Serological screening and genetic analysis of RhCE variants in the Chinese Southern Han donors

• Published in: Transfusion medicine (Oxford, England) Vol. 31; no. 4; pp. 271 - 276
• Main Authors: Jia, Shuangshuang, Chen, Jingwang, Wen, Jizhi, Wang, Zhen, Wei, Ling, Fu, Yongshui, Luo, Guangping, Ji, Yanli
• Format: Journal Article
• Language: English
• Published: Oxford, UK Blackwell Publishing Ltd 01.08.2021
• Subjects: Alleles; Blood Donors; China; Genotype; Humans; Rh-Hr Blood-Group System - genetics; RhCE variants; RHCECe375G; RHCECe667T; China; RHCECe667T; RhCE variants; RHCECe375G
• ISSN: 0958-7578; 1365-3148; 1365-3148
• DOI: 10.1111/tme.12788

Objectives To screen RhCE variants in the Chinese Southern Han donors for molecular genetic analysis. Background More than hundreds of RhCE variant alleles have been described to resulting in weak and/or partial expression of RhCE antigens, generation of low‐prevalence antigens and/or absence of a high‐prevalence antigen of Rh system, which mainly reported in the people of African origin.
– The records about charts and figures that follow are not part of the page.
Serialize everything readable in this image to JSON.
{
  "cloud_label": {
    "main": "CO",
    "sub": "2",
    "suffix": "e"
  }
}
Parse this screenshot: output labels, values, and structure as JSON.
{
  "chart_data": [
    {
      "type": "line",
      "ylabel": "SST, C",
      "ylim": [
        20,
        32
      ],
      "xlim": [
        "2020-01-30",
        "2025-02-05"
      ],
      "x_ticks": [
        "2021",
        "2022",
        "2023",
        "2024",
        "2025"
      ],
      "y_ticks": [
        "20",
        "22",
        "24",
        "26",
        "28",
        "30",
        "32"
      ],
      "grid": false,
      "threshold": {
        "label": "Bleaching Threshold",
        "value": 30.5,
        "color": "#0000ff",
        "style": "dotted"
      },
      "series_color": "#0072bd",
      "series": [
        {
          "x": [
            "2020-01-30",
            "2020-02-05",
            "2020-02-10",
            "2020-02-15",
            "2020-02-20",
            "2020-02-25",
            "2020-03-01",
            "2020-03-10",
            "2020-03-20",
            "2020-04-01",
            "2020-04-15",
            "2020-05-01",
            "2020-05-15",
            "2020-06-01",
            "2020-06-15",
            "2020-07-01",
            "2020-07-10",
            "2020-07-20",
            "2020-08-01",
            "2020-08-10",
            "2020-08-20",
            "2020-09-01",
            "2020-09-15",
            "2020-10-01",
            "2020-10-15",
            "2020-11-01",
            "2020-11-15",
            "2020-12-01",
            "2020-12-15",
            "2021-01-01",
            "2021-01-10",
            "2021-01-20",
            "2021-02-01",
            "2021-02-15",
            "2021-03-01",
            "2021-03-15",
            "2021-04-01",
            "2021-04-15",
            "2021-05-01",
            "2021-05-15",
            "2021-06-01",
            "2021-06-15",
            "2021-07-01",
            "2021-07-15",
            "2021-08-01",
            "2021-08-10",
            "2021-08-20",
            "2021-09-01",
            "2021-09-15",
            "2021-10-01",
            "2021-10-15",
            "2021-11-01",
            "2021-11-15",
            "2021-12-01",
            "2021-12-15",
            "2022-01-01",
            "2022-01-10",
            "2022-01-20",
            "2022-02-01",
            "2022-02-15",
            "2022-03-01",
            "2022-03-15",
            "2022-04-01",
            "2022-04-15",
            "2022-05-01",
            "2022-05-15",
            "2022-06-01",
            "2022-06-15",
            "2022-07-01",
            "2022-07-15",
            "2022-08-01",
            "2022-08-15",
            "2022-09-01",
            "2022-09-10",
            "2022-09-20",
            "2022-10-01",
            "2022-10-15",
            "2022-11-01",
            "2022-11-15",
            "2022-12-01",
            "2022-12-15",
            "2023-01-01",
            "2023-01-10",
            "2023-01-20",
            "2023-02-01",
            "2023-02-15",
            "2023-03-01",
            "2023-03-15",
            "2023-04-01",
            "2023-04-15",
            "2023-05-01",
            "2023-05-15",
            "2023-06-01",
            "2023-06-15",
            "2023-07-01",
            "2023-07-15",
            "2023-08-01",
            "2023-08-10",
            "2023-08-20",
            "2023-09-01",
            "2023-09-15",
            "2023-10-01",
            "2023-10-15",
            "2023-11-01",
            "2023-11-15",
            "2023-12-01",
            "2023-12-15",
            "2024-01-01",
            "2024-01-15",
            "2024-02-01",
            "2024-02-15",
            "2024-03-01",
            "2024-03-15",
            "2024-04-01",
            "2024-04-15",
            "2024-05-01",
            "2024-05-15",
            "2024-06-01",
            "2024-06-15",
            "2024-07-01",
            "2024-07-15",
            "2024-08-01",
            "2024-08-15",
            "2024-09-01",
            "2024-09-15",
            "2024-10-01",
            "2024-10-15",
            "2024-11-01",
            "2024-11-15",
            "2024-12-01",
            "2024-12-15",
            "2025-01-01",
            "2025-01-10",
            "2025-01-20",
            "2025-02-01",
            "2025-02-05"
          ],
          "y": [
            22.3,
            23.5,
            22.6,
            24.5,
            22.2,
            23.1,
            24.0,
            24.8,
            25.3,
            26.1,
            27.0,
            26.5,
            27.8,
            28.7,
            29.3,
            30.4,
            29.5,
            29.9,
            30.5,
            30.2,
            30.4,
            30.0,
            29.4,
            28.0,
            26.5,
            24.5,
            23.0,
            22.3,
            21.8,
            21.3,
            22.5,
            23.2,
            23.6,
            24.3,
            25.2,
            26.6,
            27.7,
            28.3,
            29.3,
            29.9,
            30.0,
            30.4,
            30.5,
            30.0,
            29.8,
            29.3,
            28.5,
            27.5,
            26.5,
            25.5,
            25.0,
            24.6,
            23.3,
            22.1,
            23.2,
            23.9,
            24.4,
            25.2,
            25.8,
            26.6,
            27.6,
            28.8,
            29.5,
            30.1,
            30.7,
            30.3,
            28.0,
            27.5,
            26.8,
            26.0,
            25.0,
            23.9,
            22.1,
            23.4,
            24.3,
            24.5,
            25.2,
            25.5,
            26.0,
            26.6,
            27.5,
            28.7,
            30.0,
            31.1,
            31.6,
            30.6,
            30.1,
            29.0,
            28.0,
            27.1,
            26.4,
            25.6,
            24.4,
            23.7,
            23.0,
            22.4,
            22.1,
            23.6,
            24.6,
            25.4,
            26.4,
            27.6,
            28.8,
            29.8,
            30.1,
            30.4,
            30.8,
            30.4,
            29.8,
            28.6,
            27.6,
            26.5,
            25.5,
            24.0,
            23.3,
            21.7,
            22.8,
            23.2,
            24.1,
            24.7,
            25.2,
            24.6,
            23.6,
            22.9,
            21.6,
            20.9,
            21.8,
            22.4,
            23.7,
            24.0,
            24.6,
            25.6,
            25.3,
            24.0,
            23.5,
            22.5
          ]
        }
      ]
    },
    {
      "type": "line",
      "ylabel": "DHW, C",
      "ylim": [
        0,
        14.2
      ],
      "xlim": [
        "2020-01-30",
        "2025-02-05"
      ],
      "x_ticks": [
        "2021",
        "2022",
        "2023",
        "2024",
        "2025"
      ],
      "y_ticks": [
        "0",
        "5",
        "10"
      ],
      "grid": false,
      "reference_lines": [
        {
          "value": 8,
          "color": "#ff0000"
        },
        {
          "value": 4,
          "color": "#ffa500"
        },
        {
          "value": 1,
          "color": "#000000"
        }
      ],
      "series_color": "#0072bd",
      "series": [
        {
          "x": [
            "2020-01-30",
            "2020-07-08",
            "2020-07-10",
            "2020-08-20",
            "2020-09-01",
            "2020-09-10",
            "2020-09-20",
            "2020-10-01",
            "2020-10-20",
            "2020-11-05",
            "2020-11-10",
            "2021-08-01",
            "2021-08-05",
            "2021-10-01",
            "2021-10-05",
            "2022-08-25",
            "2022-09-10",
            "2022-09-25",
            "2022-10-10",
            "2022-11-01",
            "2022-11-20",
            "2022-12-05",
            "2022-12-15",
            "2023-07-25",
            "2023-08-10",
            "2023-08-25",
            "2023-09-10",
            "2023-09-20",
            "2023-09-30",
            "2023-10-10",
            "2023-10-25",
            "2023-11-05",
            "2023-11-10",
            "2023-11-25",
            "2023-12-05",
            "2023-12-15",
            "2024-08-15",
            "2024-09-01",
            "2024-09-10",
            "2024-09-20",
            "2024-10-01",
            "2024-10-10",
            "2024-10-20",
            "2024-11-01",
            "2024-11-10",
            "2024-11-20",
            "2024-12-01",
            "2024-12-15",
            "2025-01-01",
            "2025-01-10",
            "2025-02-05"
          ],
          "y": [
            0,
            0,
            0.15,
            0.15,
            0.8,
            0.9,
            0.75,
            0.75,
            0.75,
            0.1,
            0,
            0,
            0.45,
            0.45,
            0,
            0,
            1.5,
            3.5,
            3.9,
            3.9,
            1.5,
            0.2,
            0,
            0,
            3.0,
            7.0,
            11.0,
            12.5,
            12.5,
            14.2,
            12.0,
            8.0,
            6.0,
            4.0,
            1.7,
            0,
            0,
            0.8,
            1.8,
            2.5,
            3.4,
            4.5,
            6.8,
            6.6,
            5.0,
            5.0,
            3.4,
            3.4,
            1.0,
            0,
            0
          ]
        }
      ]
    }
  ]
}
In this study, the serological screening and molecular genetic analysis of RhCE variants were performed in the Chinese Southern Han donors. Methods The blood samples of E(+) donors were preliminarily collected. Then, RhCE antigens of the E(+) samples were further typed by using two sets of monoclonal anti‐C, anti‐c, anti‐e and another anti‐E. When weak expression of RhCE antigens was found, direct sequencing for 10 exons of RHCE gene, RH genotyping analysis by using multiplex ligation–dependent probe amplification, flow cytometric analysis and even cDNA sequencing were performed. Results A total of 4487 E(+) samples were collected and four samples with weak expression of antigens were detected. RHCE*Ce375G and RHCE*Ce667T variant alleles were identified in two samples with weak expression of e antigen, respectively. But no variant alleles were found in another two samples with weak expression of C antigen. Conclusion The variant RHCE*Ce375G validated by mRNA sequencing and the deduced RHCE*Ce667T alleles were firstly identified in the Chinese population. The DCE haplotype might account for the weak expression of C antigen in two donors.